The one guy with a Long Island connection who will be playing on Sunday is 6-7 UConn freshman Jayden Ross, a 2023 Newsday All-Long Island selection out of Long Island Lutheran. Ross played four minutes in the win over the Hatters and had three rebounds and a steal.

He hails from Bristow, Virginia, but spent his final season of high school in Brookville.

“I was only there one year, but it [was like] a family there,” Ross said Saturday before the Huskies practiced in preparation for their game against ninth-seeded Northwestern at 7:45 p.m. Sunday. “I made a lot of great connections. So this is like being close to home — a second home for me — and it means a lot getting to play here.”

Sheridan and Long both said they enjoyed seeing their teammates reacting to lights, sounds and views of their city. Long described their reaction as “seeing it all and discovering gravity for the first time.”

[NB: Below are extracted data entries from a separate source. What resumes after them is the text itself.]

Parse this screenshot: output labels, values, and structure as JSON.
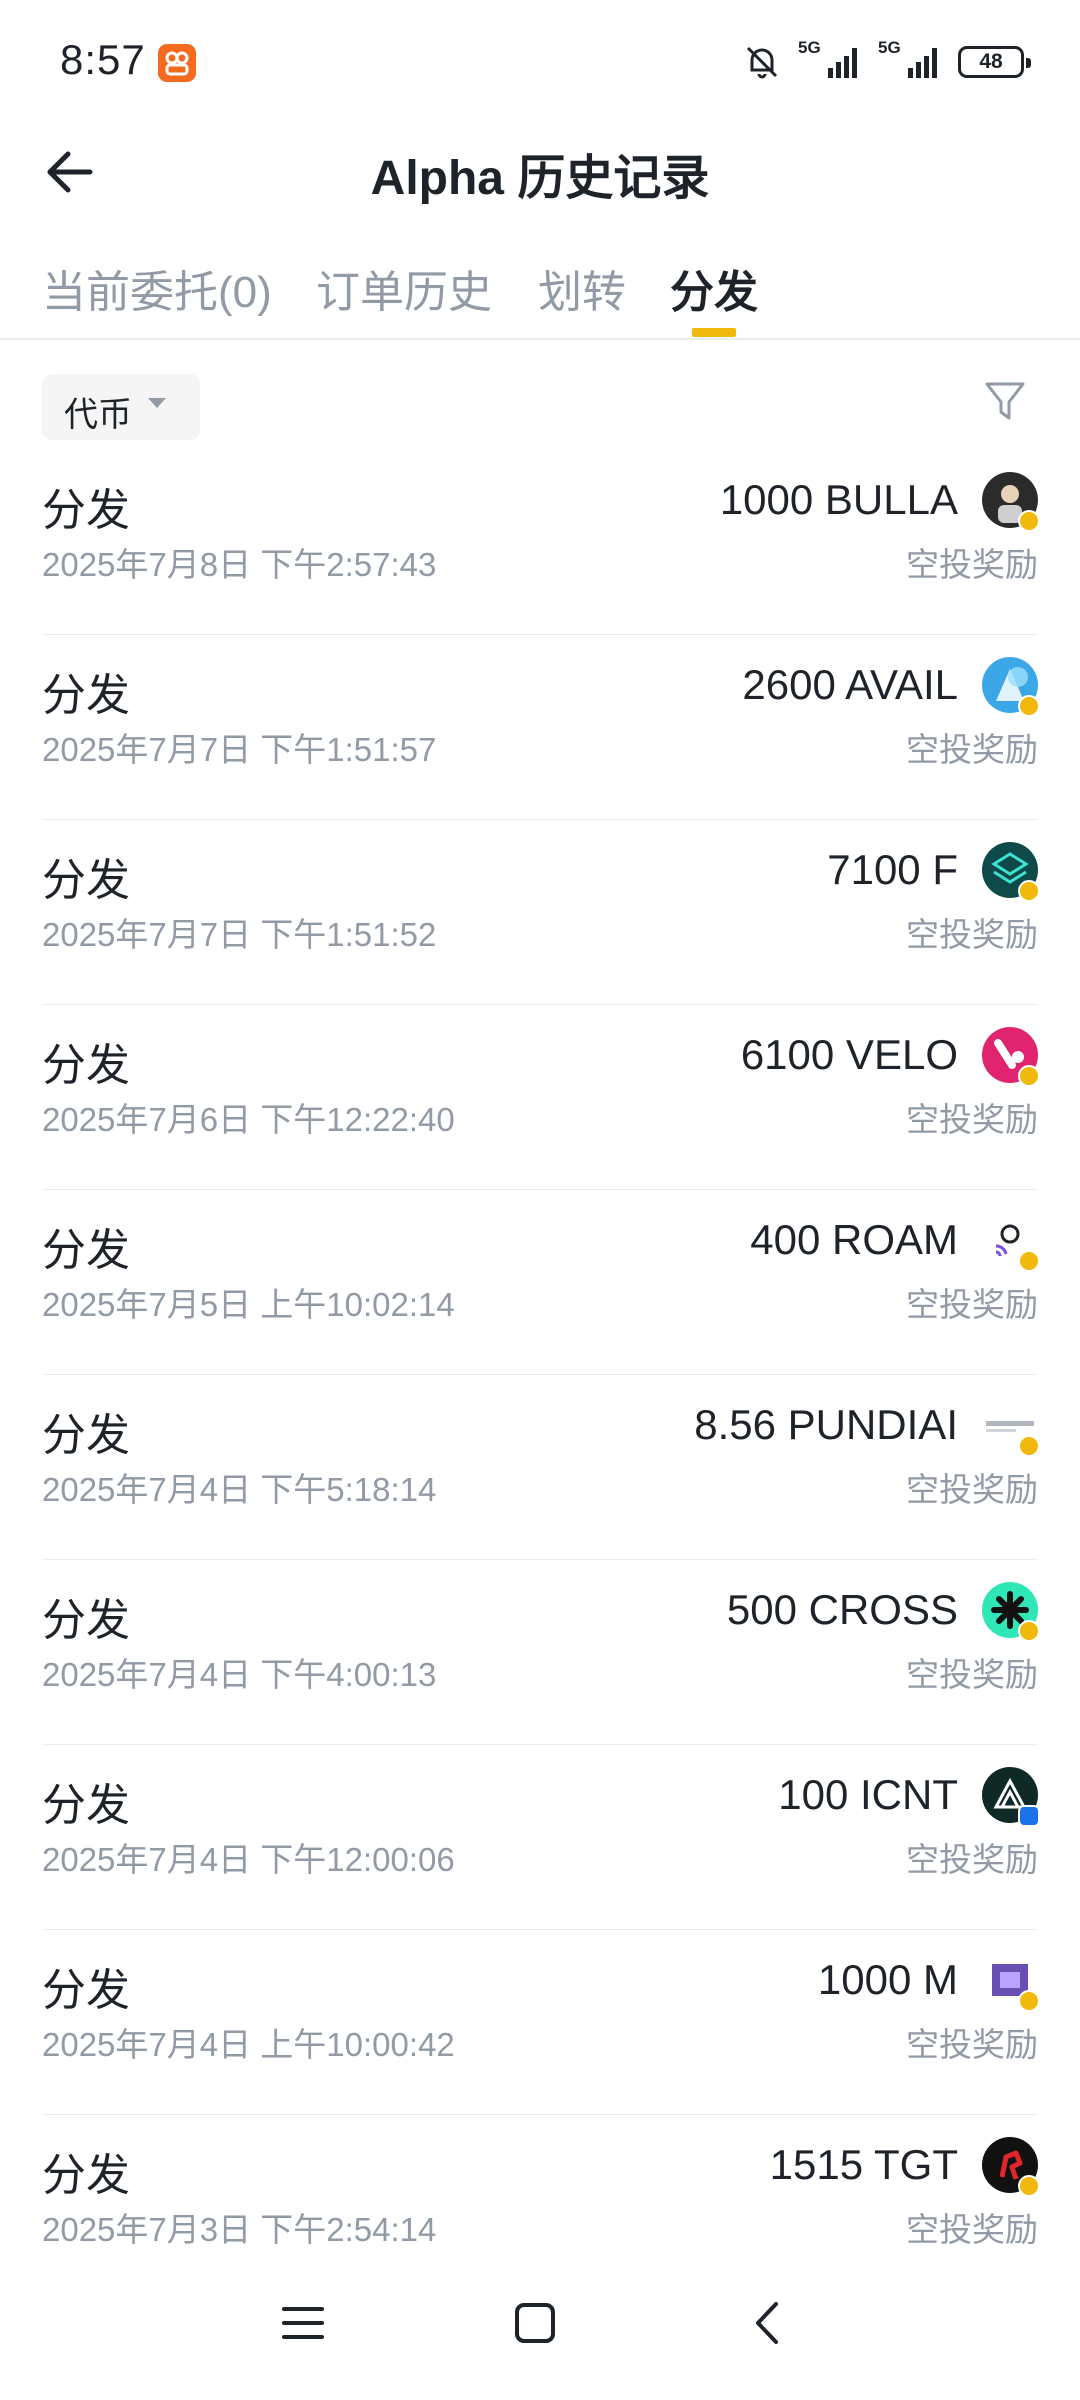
{
  "status_bar": {
    "time": "8:57",
    "network1": "5G",
    "network2": "5G",
    "battery": "48"
  },
  "header": {
    "title": "Alpha 历史记录"
  },
  "tabs": [
    {
      "label": "当前委托(0)",
      "active": false
    },
    {
      "label": "订单历史",
      "active": false
    },
    {
      "label": "划转",
      "active": false
    },
    {
      "label": "分发",
      "active": true
    }
  ],
  "filter": {
    "token_label": "代币"
  },
  "records": [
    {
      "type": "分发",
      "time": "2025年7月8日 下午2:57:43",
      "amount": "1000 BULLA",
      "sub": "空投奖励",
      "coin_color": "#2b2b2b"
    },
    {
      "type": "分发",
      "time": "2025年7月7日 下午1:51:57",
      "amount": "2600 AVAIL",
      "sub": "空投奖励",
      "coin_color": "#3ca7e6"
    },
    {
      "type": "分发",
      "time": "2025年7月7日 下午1:51:52",
      "amount": "7100 F",
      "sub": "空投奖励",
      "coin_color": "#0e4a4a"
    },
    {
      "type": "分发",
      "time": "2025年7月6日 下午12:22:40",
      "amount": "6100 VELO",
      "sub": "空投奖励",
      "coin_color": "#e0246f"
    },
    {
      "type": "分发",
      "time": "2025年7月5日 上午10:02:14",
      "amount": "400 ROAM",
      "sub": "空投奖励",
      "coin_color": "#ffffff"
    },
    {
      "type": "分发",
      "time": "2025年7月4日 下午5:18:14",
      "amount": "8.56 PUNDIAI",
      "sub": "空投奖励",
      "coin_color": "#ffffff"
    },
    {
      "type": "分发",
      "time": "2025年7月4日 下午4:00:13",
      "amount": "500 CROSS",
      "sub": "空投奖励",
      "coin_color": "#2ee6b6"
    },
    {
      "type": "分发",
      "time": "2025年7月4日 下午12:00:06",
      "amount": "100 ICNT",
      "sub": "空投奖励",
      "coin_color": "#0f2a26"
    },
    {
      "type": "分发",
      "time": "2025年7月4日 上午10:00:42",
      "amount": "1000 M",
      "sub": "空投奖励",
      "coin_color": "#6a4fb3"
    },
    {
      "type": "分发",
      "time": "2025年7月3日 下午2:54:14",
      "amount": "1515 TGT",
      "sub": "空投奖励",
      "coin_color": "#111111"
    }
  ],
  "colors": {
    "accent": "#f0b90b",
    "text_primary": "#1e2329",
    "text_secondary": "#929aa5"
  }
}
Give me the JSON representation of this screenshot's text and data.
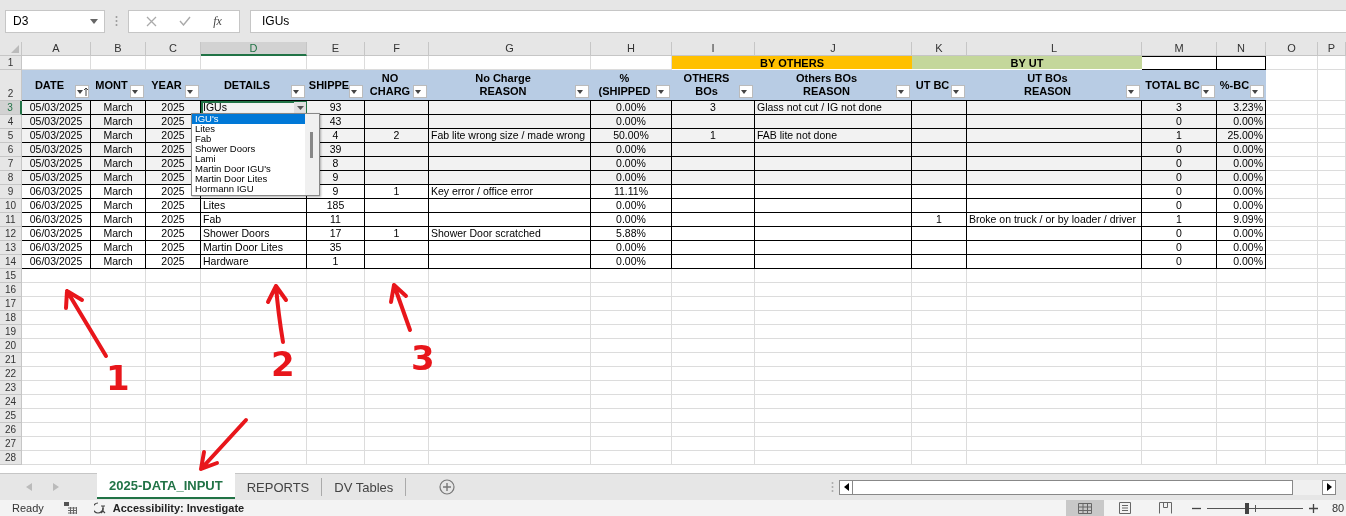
{
  "name_box": "D3",
  "function_button": "fx",
  "formula": "IGUs",
  "columns": [
    {
      "label": "A",
      "selected": false
    },
    {
      "label": "B",
      "selected": false
    },
    {
      "label": "C",
      "selected": false
    },
    {
      "label": "D",
      "selected": true
    },
    {
      "label": "E",
      "selected": false
    },
    {
      "label": "F",
      "selected": false
    },
    {
      "label": "G",
      "selected": false
    },
    {
      "label": "H",
      "selected": false
    },
    {
      "label": "I",
      "selected": false
    },
    {
      "label": "J",
      "selected": false
    },
    {
      "label": "K",
      "selected": false
    },
    {
      "label": "L",
      "selected": false
    },
    {
      "label": "M",
      "selected": false
    },
    {
      "label": "N",
      "selected": false
    },
    {
      "label": "O",
      "selected": false
    },
    {
      "label": "P",
      "selected": false
    }
  ],
  "group_headers": [
    {
      "label": "BY OTHERS",
      "color": "#ffc000"
    },
    {
      "label": "BY UT",
      "color": "#c4d79b"
    }
  ],
  "header_row": "2",
  "first_row": "1",
  "headers": [
    {
      "label": "DATE",
      "sorted": true
    },
    {
      "label": "MONT",
      "sorted": false
    },
    {
      "label": "YEAR",
      "sorted": false
    },
    {
      "label": "DETAILS",
      "sorted": false
    },
    {
      "label": "SHIPPE",
      "sorted": false
    },
    {
      "label": "NO\nCHARG",
      "sorted": false
    },
    {
      "label": "No Charge\nREASON",
      "sorted": false
    },
    {
      "label": "% (SHIPPED",
      "sorted": false
    },
    {
      "label": "OTHERS\nBOs",
      "sorted": false
    },
    {
      "label": "Others BOs\nREASON",
      "sorted": false
    },
    {
      "label": "UT BC",
      "sorted": false
    },
    {
      "label": "UT BOs\nREASON",
      "sorted": false
    },
    {
      "label": "TOTAL BC",
      "sorted": false
    },
    {
      "label": "%-BC",
      "sorted": false
    }
  ],
  "rows": [
    {
      "number": "3",
      "selected": true,
      "shaded": true,
      "date": "05/03/2025",
      "month": "March",
      "year": "2025",
      "details": "IGUs",
      "shipped": "93",
      "pct_shipped": "0.00%",
      "others_bos": "3",
      "others_reason": "Glass not cut / IG not done",
      "total_bos": "3",
      "pct_bos": "3.23%"
    },
    {
      "number": "4",
      "selected": false,
      "shaded": true,
      "date": "05/03/2025",
      "month": "March",
      "year": "2025",
      "shipped": "43",
      "pct_shipped": "0.00%",
      "total_bos": "0",
      "pct_bos": "0.00%"
    },
    {
      "number": "5",
      "selected": false,
      "shaded": true,
      "date": "05/03/2025",
      "month": "March",
      "year": "2025",
      "shipped": "4",
      "no_charge": "2",
      "no_charge_reason": "Fab lite wrong size / made wrong",
      "pct_shipped": "50.00%",
      "others_bos": "1",
      "others_reason": "FAB lite not done",
      "total_bos": "1",
      "pct_bos": "25.00%"
    },
    {
      "number": "6",
      "selected": false,
      "shaded": true,
      "date": "05/03/2025",
      "month": "March",
      "year": "2025",
      "shipped": "39",
      "pct_shipped": "0.00%",
      "total_bos": "0",
      "pct_bos": "0.00%"
    },
    {
      "number": "7",
      "selected": false,
      "shaded": true,
      "date": "05/03/2025",
      "month": "March",
      "year": "2025",
      "shipped": "8",
      "pct_shipped": "0.00%",
      "total_bos": "0",
      "pct_bos": "0.00%"
    },
    {
      "number": "8",
      "selected": false,
      "shaded": true,
      "date": "05/03/2025",
      "month": "March",
      "year": "2025",
      "shipped": "9",
      "pct_shipped": "0.00%",
      "total_bos": "0",
      "pct_bos": "0.00%"
    },
    {
      "number": "9",
      "selected": false,
      "shaded": false,
      "date": "06/03/2025",
      "month": "March",
      "year": "2025",
      "shipped": "9",
      "no_charge": "1",
      "no_charge_reason": "Key error / office error",
      "pct_shipped": "11.11%",
      "total_bos": "0",
      "pct_bos": "0.00%"
    },
    {
      "number": "10",
      "selected": false,
      "shaded": false,
      "date": "06/03/2025",
      "month": "March",
      "year": "2025",
      "details": "Lites",
      "shipped": "185",
      "pct_shipped": "0.00%",
      "total_bos": "0",
      "pct_bos": "0.00%"
    },
    {
      "number": "11",
      "selected": false,
      "shaded": false,
      "date": "06/03/2025",
      "month": "March",
      "year": "2025",
      "details": "Fab",
      "shipped": "11",
      "pct_shipped": "0.00%",
      "ut_bos": "1",
      "ut_reason": "Broke on truck / or by loader / driver",
      "total_bos": "1",
      "pct_bos": "9.09%"
    },
    {
      "number": "12",
      "selected": false,
      "shaded": false,
      "date": "06/03/2025",
      "month": "March",
      "year": "2025",
      "details": "Shower Doors",
      "shipped": "17",
      "no_charge": "1",
      "no_charge_reason": "Shower Door scratched",
      "pct_shipped": "5.88%",
      "total_bos": "0",
      "pct_bos": "0.00%"
    },
    {
      "number": "13",
      "selected": false,
      "shaded": false,
      "date": "06/03/2025",
      "month": "March",
      "year": "2025",
      "details": "Martin Door Lites",
      "shipped": "35",
      "pct_shipped": "0.00%",
      "total_bos": "0",
      "pct_bos": "0.00%"
    },
    {
      "number": "14",
      "selected": false,
      "shaded": false,
      "date": "06/03/2025",
      "month": "March",
      "year": "2025",
      "details": "Hardware",
      "shipped": "1",
      "pct_shipped": "0.00%",
      "total_bos": "0",
      "pct_bos": "0.00%"
    }
  ],
  "empty_rows": [
    "15",
    "16",
    "17",
    "18",
    "19",
    "20",
    "21",
    "22",
    "23",
    "24",
    "25",
    "26",
    "27",
    "28"
  ],
  "dropdown": {
    "items": [
      {
        "label": "IGU's",
        "selected": true
      },
      {
        "label": "Lites",
        "selected": false
      },
      {
        "label": "Fab",
        "selected": false
      },
      {
        "label": "Shower Doors",
        "selected": false
      },
      {
        "label": "Lami",
        "selected": false
      },
      {
        "label": "Martin Door IGU's",
        "selected": false
      },
      {
        "label": "Martin Door Lites",
        "selected": false
      },
      {
        "label": "Hormann IGU",
        "selected": false
      }
    ]
  },
  "annotations": [
    {
      "kind": "numbered",
      "label": "1"
    },
    {
      "kind": "numbered",
      "label": "2"
    },
    {
      "kind": "numbered",
      "label": "3"
    },
    {
      "kind": "arrow"
    }
  ],
  "sheet_tabs": [
    {
      "label": "2025-DATA_INPUT",
      "selected": true
    },
    {
      "label": "REPORTS",
      "selected": false
    },
    {
      "label": "DV Tables",
      "selected": false
    }
  ],
  "status_bar": {
    "mode": "Ready",
    "accessibility": "Accessibility: Investigate",
    "zoom": "80",
    "level": 0.42,
    "views": [
      {
        "kind": "normal",
        "selected": true
      },
      {
        "kind": "page_layout",
        "selected": false
      },
      {
        "kind": "page_break",
        "selected": false
      }
    ]
  }
}
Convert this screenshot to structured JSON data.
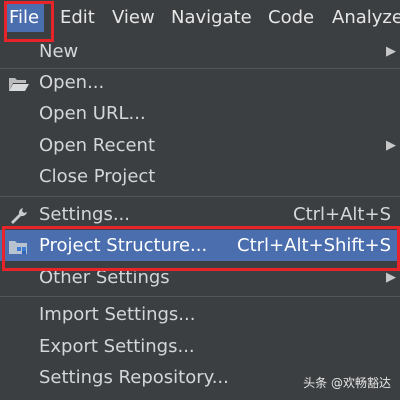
{
  "menubar": {
    "items": [
      {
        "label": "File",
        "active": true
      },
      {
        "label": "Edit",
        "active": false
      },
      {
        "label": "View",
        "active": false
      },
      {
        "label": "Navigate",
        "active": false
      },
      {
        "label": "Code",
        "active": false
      },
      {
        "label": "Analyze",
        "active": false
      }
    ]
  },
  "file_menu": {
    "items": [
      {
        "label": "New",
        "submenu": true
      },
      {
        "label": "Open...",
        "icon": "folder-open-icon"
      },
      {
        "label": "Open URL..."
      },
      {
        "label": "Open Recent",
        "submenu": true
      },
      {
        "label": "Close Project"
      },
      {
        "label": "Settings...",
        "shortcut": "Ctrl+Alt+S",
        "icon": "wrench-icon"
      },
      {
        "label": "Project Structure...",
        "shortcut": "Ctrl+Alt+Shift+S",
        "icon": "project-structure-icon",
        "selected": true
      },
      {
        "label": "Other Settings",
        "submenu": true
      },
      {
        "label": "Import Settings..."
      },
      {
        "label": "Export Settings..."
      },
      {
        "label": "Settings Repository..."
      }
    ]
  },
  "watermark": "头条 @欢畅豁达",
  "colors": {
    "background": "#3c3f41",
    "selection": "#4b6eaf",
    "highlight_frame": "#e8242b",
    "text": "#d4d6d8"
  }
}
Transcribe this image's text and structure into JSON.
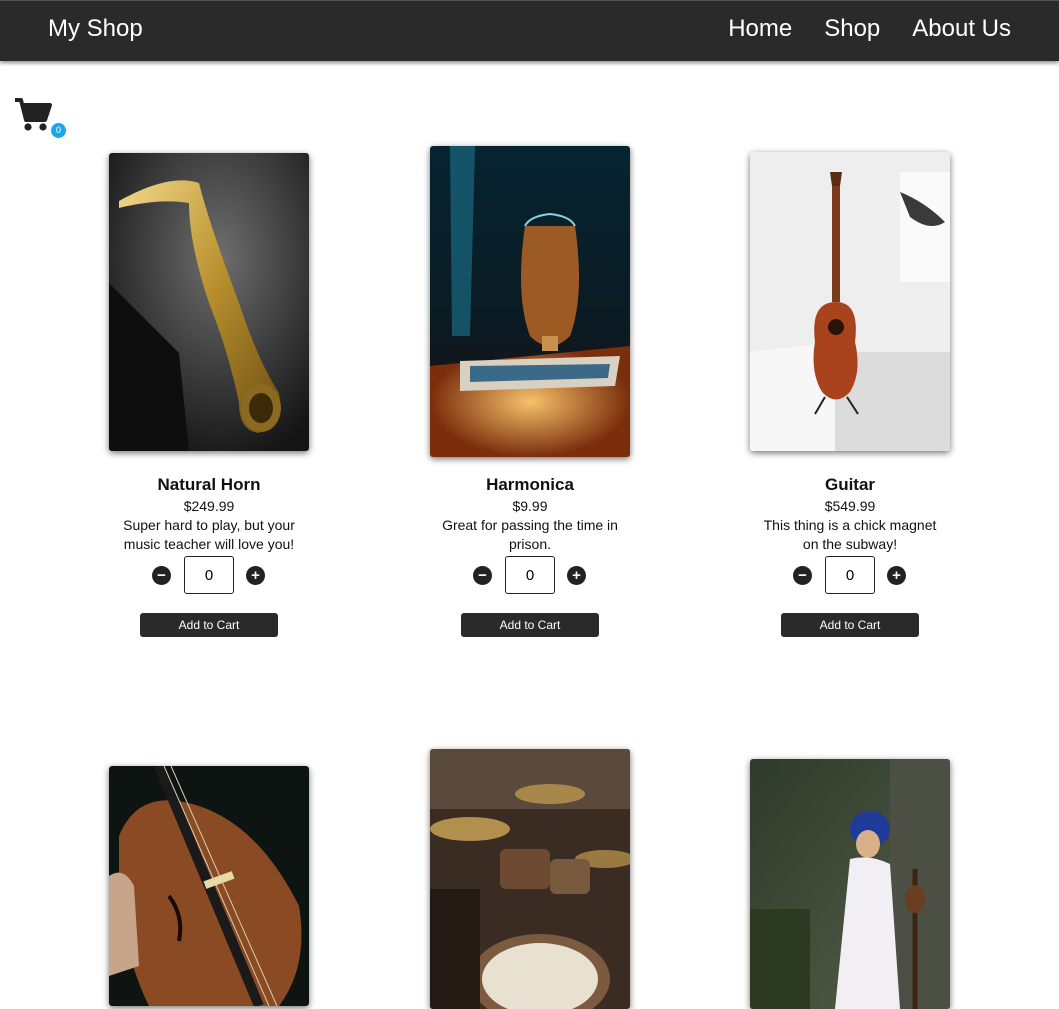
{
  "navbar": {
    "brand": "My Shop",
    "links": [
      "Home",
      "Shop",
      "About Us"
    ]
  },
  "cart": {
    "icon": "shopping-cart-icon",
    "count": "0"
  },
  "products": [
    {
      "name": "Natural Horn",
      "price": "$249.99",
      "description": "Super hard to play, but your music teacher will love you!",
      "quantity": "0",
      "add_label": "Add to Cart",
      "image": "saxophone-photo"
    },
    {
      "name": "Harmonica",
      "price": "$9.99",
      "description": "Great for passing the time in prison.",
      "quantity": "0",
      "add_label": "Add to Cart",
      "image": "harmonica-photo"
    },
    {
      "name": "Guitar",
      "price": "$549.99",
      "description": "This thing is a chick magnet on the subway!",
      "quantity": "0",
      "add_label": "Add to Cart",
      "image": "guitar-photo"
    },
    {
      "image": "violin-photo"
    },
    {
      "image": "drum-kit-photo"
    },
    {
      "image": "woman-with-instrument-photo"
    }
  ],
  "colors": {
    "navbar": "#2a2a2a",
    "badge": "#1aa7e8",
    "button": "#2a2a2a"
  }
}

Sheridan was planning to take his teammates for pizza. He said, “I don’t have a go-to place, but I know for certain an average slice here is way better than anything they get in Florida. I have my favorite places back on Long Island, but I can’t bring them to Umberto’s [of Bellmore] — that’s my favorite.”

Long’s contingent at Friday’s first-round game numbered more than 50. Sheridan’s crew was approximately 25 friends and family, he said. Ross thought his group for the first-round game was a small band, but it included his brother and one-time LuHi teammate, Jacob Ross.

“Getting to the NCAA Tournament is the top of the mountain,” Sheridan said. “Being able to share it with the people who have supported you along the way makes it even better.”